2020 was not my best reading year. It’s made me a little jealous to hear people say that they’ve had their best reading year ever and to find that I’ve had my worst reading year since 2016. Still 197 books is a lot of reading, and it was hard to narrow down my books to a top ten list. I managed to do it, and in no particular order at all, here they are:
- The 7-1/2 Deaths of Evelyn Hardcastle by Stuart Turton. I loved this story for it’s unusual format and kind of trippy nature. I enjoyed the story being told through repeating days in different bodies, almost like a cross between Groundhog Day and Quantum Leap. Quite an intriguing prospect.
- Reading While Black by Esau McCaulley. This book taught me this year. He takes the Bible and develops a theology of policing, of dealing with black rage, of responding to slavery, and of so many things. These things are traditional and orthodox to the black church, but in many ways, they were new to me. I feel that the more I learn, the better I am able to appreciate the fact that the Evangelical perspective I was raised in is deeply flawed.
- The Love Story of Missy Carmichael by Beth Morrey. This was a old curmudgeon tale that is typical for its genre, but very well done and very touching. I may have bumped this up 1/2 a star for all the crying I did though from 3/4 of the way through the book until the end.
- The Invisible Life of Addie LaRue by V.E. Schwab. This was probably my favorite book that I read this year. I loved the richly textured characters and the faustian deals. Addie has a personality and a perseverance that really keeps going in the midst of pain and unfortunate circumstances.
- Practicing the Present by John Koessler. This was a right-place right-time kind of book for me. Koessler is discussing our need to not live for the promise of the future or for past regrets. Instead, we need to focus our view on the present. It is all we are promised and our only reality that we have any control over. Perfect message for a COVID year.
- Oona Out of Order by Margarita Montimore. I loved the way that this book is told in-order but out-of-order. I loved the premise and the storyline. As I write, I realize that this is kind of similar to the storytelling set-up in Evelyn Hardcastle or an old favorite of mine, The Time Traveler’s Wife. If you have any more recommendations for read-alikes, let me know.
- A Great Reckoning by Louise Penny. I think this one is the 12th of the series, and Inspector Gamache is a head of the police academy.
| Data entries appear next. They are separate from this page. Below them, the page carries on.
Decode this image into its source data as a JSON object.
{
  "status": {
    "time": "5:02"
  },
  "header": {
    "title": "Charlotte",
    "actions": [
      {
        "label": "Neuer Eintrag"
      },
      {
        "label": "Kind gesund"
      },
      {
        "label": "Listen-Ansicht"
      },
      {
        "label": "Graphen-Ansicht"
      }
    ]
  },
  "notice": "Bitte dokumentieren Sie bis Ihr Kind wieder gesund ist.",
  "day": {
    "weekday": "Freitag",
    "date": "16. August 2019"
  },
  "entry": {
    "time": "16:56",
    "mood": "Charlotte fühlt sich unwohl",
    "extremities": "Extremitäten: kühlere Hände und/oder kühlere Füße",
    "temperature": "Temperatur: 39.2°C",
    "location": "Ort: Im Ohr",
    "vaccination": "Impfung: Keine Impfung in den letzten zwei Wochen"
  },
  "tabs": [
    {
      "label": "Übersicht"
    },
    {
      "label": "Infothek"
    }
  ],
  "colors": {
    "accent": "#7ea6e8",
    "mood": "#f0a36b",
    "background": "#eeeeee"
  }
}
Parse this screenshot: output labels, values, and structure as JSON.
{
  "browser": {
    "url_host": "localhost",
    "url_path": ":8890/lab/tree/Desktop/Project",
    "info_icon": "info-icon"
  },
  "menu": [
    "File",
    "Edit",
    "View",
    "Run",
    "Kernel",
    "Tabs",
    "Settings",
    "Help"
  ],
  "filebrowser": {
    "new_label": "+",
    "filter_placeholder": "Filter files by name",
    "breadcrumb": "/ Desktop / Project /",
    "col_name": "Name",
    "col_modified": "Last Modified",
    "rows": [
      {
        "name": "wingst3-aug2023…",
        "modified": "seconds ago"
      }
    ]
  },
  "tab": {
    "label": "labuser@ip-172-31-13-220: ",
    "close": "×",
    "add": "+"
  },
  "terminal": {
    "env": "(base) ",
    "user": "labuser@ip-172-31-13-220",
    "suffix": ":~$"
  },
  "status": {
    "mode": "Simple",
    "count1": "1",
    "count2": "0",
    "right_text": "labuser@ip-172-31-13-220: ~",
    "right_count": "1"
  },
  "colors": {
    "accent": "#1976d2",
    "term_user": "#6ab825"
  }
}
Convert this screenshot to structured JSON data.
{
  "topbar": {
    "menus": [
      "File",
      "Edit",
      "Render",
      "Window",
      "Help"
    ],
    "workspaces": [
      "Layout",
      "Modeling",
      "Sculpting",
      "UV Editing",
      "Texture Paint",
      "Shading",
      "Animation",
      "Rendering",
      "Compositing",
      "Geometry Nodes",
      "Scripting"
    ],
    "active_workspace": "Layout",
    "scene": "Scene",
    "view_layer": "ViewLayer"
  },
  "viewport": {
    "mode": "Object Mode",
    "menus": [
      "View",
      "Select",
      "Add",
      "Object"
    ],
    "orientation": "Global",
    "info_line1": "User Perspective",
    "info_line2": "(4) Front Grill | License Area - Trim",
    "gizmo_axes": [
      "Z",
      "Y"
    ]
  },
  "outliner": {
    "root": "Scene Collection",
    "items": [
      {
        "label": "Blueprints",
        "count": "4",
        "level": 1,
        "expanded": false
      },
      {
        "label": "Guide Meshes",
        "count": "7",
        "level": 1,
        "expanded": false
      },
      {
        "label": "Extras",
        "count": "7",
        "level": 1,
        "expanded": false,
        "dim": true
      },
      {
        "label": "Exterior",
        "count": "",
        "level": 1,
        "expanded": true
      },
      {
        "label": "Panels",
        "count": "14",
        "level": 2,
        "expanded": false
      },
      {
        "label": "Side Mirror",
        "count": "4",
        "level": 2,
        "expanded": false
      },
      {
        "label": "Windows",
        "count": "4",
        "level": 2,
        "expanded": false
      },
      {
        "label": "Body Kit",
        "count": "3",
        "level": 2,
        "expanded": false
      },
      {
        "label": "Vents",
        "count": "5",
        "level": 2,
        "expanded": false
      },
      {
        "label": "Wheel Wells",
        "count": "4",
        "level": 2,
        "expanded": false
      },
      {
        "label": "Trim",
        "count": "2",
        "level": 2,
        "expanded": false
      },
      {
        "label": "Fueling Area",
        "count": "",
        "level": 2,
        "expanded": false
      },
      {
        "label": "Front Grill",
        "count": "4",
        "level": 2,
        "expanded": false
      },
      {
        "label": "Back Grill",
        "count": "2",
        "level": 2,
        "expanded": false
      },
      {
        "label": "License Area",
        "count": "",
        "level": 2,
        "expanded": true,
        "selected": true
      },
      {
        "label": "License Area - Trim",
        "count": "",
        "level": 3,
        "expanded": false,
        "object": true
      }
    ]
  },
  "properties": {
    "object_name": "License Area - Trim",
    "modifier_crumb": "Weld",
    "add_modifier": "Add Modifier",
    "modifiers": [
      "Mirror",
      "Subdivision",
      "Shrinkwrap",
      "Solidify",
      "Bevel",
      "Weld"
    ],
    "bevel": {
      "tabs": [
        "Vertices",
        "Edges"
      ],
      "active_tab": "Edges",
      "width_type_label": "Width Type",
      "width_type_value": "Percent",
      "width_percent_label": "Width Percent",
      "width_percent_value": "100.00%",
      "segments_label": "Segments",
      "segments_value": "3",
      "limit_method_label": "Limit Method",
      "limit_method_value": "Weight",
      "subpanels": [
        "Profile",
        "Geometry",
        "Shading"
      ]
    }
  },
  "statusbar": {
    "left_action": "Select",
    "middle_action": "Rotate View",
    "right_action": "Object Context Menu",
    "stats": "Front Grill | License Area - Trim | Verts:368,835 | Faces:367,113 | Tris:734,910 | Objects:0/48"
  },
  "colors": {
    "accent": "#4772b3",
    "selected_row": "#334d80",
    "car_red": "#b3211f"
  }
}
This is a locked door mystery, and may be my favorite in the series (the sixth book is my other favorite but they’re all good).
- Afterlife by Julia Alvarez. This is a small tale of a woman in mourning who is trying to adjust to her new life. She has sister problems and gets involved with a pair of undocumented immigrants, helping them. Really nice story.
- The Southern Book Club’s Guide to Slaying Vampires by Grady Hendrix. Hendrix brought vampires back into the mainstream. I love the book club and the reading of true crime novels. I love their suspicions and the way they band together. I hate the husband’s casual gaslighting. I also felt uncomfortable with the casual racism that echoed so much of what I have grown up with here in the South.
- The Almost Sisters by Joshilyn Jackson. I love the sisters in the book, the grandmother with the dementia, the teenaged niece and the storyline with Batman. I also thought the main character had such a cool profession as a comic book artist. This was a really enjoyable family drama.
So, that’s my top ten list. Were any of these on your list? What were your favorite books this year?